Построим этот мир во всех подробностях из того, что снаружи. Настоящие саванны, настоящие леса умеренной зоны, настоящие болота. Братья ван Эйк вписали в Гентский алтарь 75 опознаваемых видов растений. Я хочу, чтобы в «Господстве 7» насчитывалось 750 видов симулированных растений, и каждое – со своим поведением…

Пока он пишет, стучатся и входят работники с документами на подпись, спорами на его суд. В их лицах не видно ни отвращения, ни жалости к огромной трости, торчащей в кресле. Они к нему привыкли, эти молодые кибернавты. Они даже не замечают катетер, который опустошается в резервуар, висящий на раме кресла. Они знают, сколько Нилай стоит. Сегодня стоимость акций «Семпервиренс» втрое превысила прошлогодний выход на IPO. Этому дистрофику в кресле принадлежат двадцать три процента компании. Он их всех озолотил – а сам стал богаче величайших императоров игры.

Нилай отправляет новую служебную записку размером с целую брошюру, и тут на него находит тень. И тогда он делает то, что делает всегда в отчаянную минуту: звонит родителям. Трубку поднимает мать.

– О, Нилай. Я так, так за тебя рада!

– Я тоже рад, Moti. У вас все хорошо? – И тут не важно, что она ответит. Pita слишком много спит. Планируется поездка в Ахмедабад. Гараж захватили божьи коровки – очень пахучие. Может, она скоро радикально подстрижется. Нилай упивается всем, о чем рассказывает мать. Жизнь во всех жалких подробностях, которые еще не влезают ни в какую симуляцию.

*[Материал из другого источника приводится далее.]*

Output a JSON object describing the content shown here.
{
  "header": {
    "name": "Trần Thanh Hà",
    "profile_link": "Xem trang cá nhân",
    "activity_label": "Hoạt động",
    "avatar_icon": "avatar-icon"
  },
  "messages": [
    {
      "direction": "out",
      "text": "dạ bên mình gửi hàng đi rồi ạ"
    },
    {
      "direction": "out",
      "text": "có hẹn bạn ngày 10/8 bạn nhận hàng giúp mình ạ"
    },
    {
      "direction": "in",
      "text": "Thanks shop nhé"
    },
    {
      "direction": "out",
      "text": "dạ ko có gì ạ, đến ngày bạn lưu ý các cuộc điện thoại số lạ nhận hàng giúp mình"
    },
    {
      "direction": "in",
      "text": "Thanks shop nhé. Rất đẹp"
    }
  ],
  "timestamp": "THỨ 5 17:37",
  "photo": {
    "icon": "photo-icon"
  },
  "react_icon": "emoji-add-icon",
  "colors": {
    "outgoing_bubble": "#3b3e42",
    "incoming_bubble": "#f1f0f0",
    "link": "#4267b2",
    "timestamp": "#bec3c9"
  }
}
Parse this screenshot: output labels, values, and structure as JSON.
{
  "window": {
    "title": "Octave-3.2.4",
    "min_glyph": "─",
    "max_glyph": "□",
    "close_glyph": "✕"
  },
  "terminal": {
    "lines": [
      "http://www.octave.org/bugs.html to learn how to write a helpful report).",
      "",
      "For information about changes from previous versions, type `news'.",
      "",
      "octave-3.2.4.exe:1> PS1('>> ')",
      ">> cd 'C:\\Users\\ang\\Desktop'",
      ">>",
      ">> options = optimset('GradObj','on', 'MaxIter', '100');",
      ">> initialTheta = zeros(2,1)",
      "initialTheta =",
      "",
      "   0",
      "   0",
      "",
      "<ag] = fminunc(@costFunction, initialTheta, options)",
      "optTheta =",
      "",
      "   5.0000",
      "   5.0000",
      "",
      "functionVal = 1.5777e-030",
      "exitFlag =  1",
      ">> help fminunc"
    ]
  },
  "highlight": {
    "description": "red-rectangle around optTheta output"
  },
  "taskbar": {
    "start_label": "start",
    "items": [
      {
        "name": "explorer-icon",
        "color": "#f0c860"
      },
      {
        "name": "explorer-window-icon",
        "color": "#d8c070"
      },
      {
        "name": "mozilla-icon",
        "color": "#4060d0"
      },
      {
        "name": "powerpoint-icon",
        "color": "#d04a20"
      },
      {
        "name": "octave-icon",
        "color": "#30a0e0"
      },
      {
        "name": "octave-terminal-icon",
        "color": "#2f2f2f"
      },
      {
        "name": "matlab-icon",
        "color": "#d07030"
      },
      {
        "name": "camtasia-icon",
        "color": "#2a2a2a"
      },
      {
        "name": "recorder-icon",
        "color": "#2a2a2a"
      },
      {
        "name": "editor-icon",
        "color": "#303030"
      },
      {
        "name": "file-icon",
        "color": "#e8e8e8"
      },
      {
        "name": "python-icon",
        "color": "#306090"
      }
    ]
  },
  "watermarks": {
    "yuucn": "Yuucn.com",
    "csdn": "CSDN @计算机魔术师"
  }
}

Но затем – убийственный вопрос, и в этот раз – так быстро:

– Нилай, мы тут все еще думаем, что тебе можно кого-то найти. В нашем сообществе.

Как они только не затаскали эту тему за годы. Затягивать в такую жизнь женщину – социальный садизм.

– Нет, Moti. Мы об этом уже говорили.

– Но, Нилай. – Он слышит в ее словах: «Ты же стоишь миллионы, десятки миллионов, а то и больше – даже своей матери не говоришь! Так в чем тут самопожертвование? Кто тут не научится любить?»

– Мам? Надо было тебе уже признаться. Есть одна женщина. Вообще-то моя сиделка. – Звучит вполне достоверно. Затишье на другом конце провода сокрушает его отчаянной надеждой. Нужно какое-то не вызывающее подозрений и успокаивающее имя, чтобы самому не забыть. Рули, Руту.

– Ее зовут Рупал.

Страшный вдох – и она плачет.

– О, Нилай. Я так, так за тебя рада!

– Я тоже, мама.

– Ты познаешь истинное счастье! Когда мы с ней встретимся?

Он удивляется, как его преступный разум не предусмотрел такую мелочь.

– Скоро. Не хочу ее спугнуть!

– Ее спугнет твоя родная семья? Что это за девушка такая?

– Может, в следующем месяце? Под конец? – Он рассчитывает, конечно, что мир закончится задолго до этого. Уже предчувствует безграничную скорбь матери из-за симулированного разрыва всего за несколько дней до встречи. Но он уже осчастливил ее в единственном месте, где люди живут по-настоящему, – в пятисекундном окне Сейчас. Все хорошо, и еще до конца разговора он обещает людям и в Гуджарате, и в Раджастане предупредить минимум за четырнадцать месяцев, чтобы освободить время, купить билеты и подготовить сари, что обязательно для любой свадьбы.

– Ох. Это все требует времени, Нилай.

Когда они вешают трубки, он поднимает руку и бьет по краю стола. Очень скверный звук и резкая белая боль, он знает, что сломал по меньшей мере одну кость.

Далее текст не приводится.